Liners for Green Infrastructure
EPDM ♦ HDPE ♦ LDPE ♦ LLDPE ♦ MDPE ♦ PP ♦ PE ♦ PVC
Woven & Non-Woven Coated
Americover is the source for all your Go Green projects. Green Infrastructure applications require geomembranes and geotextiles, to collect, contain and filter stormwater. Commercial applications may require a certain mil thickness, certifications of ASTM standards or specific materials such as Mirafi, EnviroLiner, and XR5. We can provide you with any geomembrane or geotextile liner you need for your project, examples include HDPE, LDPE, LLDPE, MDPE, PVC, EPDM, Polypropylene, woven coated and non-woven coated.
Types of Liners used in Green Infrastructure
Impermeable Liners or Geomembranes
Green Infrastructure applications such as rain gardens, permeable pavements, and sales may require a geomembrane or an impermeable membrane to help collect and contain water until it can be redirected to another system. Since impermeable liners don’t let any fluids pass through, they work perfect in these storm water management systems.
Filter Fabrics or Geotextiles
Filter fabrics are required in most Green Infrastructure projects. Filter fabrics are either woven or non-woven, non-biodegradable geotextiles installed to hold soil in place and prevent small debris from building up in the drainage layer.

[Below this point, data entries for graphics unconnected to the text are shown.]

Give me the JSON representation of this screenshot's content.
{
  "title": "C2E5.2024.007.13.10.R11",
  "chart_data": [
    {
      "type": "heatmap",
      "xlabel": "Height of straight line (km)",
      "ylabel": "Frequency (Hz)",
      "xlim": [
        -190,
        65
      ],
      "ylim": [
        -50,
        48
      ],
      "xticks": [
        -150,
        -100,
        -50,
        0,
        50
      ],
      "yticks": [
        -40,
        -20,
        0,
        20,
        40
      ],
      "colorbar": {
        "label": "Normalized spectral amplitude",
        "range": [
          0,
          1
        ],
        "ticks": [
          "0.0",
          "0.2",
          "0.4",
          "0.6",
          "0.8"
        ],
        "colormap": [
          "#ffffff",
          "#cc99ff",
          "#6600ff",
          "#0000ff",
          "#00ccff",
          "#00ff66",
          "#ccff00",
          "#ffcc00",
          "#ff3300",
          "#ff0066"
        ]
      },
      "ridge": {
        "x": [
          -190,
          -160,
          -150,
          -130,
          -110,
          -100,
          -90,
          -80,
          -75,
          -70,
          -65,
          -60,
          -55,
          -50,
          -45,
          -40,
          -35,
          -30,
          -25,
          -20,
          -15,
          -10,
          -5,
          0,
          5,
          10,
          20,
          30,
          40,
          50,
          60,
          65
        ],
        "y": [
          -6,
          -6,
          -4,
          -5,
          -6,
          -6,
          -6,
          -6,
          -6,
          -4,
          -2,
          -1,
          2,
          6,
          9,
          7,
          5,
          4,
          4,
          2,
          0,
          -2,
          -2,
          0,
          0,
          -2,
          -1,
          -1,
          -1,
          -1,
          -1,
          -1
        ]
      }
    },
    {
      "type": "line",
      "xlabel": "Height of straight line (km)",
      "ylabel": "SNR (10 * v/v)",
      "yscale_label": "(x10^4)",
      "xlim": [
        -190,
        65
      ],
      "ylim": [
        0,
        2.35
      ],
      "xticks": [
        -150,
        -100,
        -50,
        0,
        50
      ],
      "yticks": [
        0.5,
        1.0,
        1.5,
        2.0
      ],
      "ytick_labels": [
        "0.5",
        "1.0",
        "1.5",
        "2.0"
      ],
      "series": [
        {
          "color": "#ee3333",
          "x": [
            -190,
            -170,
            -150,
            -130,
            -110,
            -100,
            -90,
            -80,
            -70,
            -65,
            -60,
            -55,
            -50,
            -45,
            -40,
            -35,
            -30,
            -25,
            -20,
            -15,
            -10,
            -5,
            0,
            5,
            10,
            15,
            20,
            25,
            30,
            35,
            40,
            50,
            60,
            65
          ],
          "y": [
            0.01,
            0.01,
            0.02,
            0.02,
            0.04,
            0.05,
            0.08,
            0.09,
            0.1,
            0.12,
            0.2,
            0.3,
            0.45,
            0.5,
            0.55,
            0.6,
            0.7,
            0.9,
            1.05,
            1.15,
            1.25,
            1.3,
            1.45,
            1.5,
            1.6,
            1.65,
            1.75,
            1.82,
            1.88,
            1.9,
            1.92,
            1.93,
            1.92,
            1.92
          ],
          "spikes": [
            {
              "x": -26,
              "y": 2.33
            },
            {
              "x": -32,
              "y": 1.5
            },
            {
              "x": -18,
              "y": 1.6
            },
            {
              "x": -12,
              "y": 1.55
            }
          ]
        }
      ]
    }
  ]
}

Applications that require waterproofing membranes, can often refer to a liquid membrane that is painted on a surface to make it impermeable. Unfortunately we do not provide liquid membranes. However we do carry waterproof vapor barriers that meet and exceed ASTM standards for vapor transmission.
Concrete Curing Blankets
Permeable pavements require concrete curing blankets to inhibit moisture loss and maintain hydration during the curing process.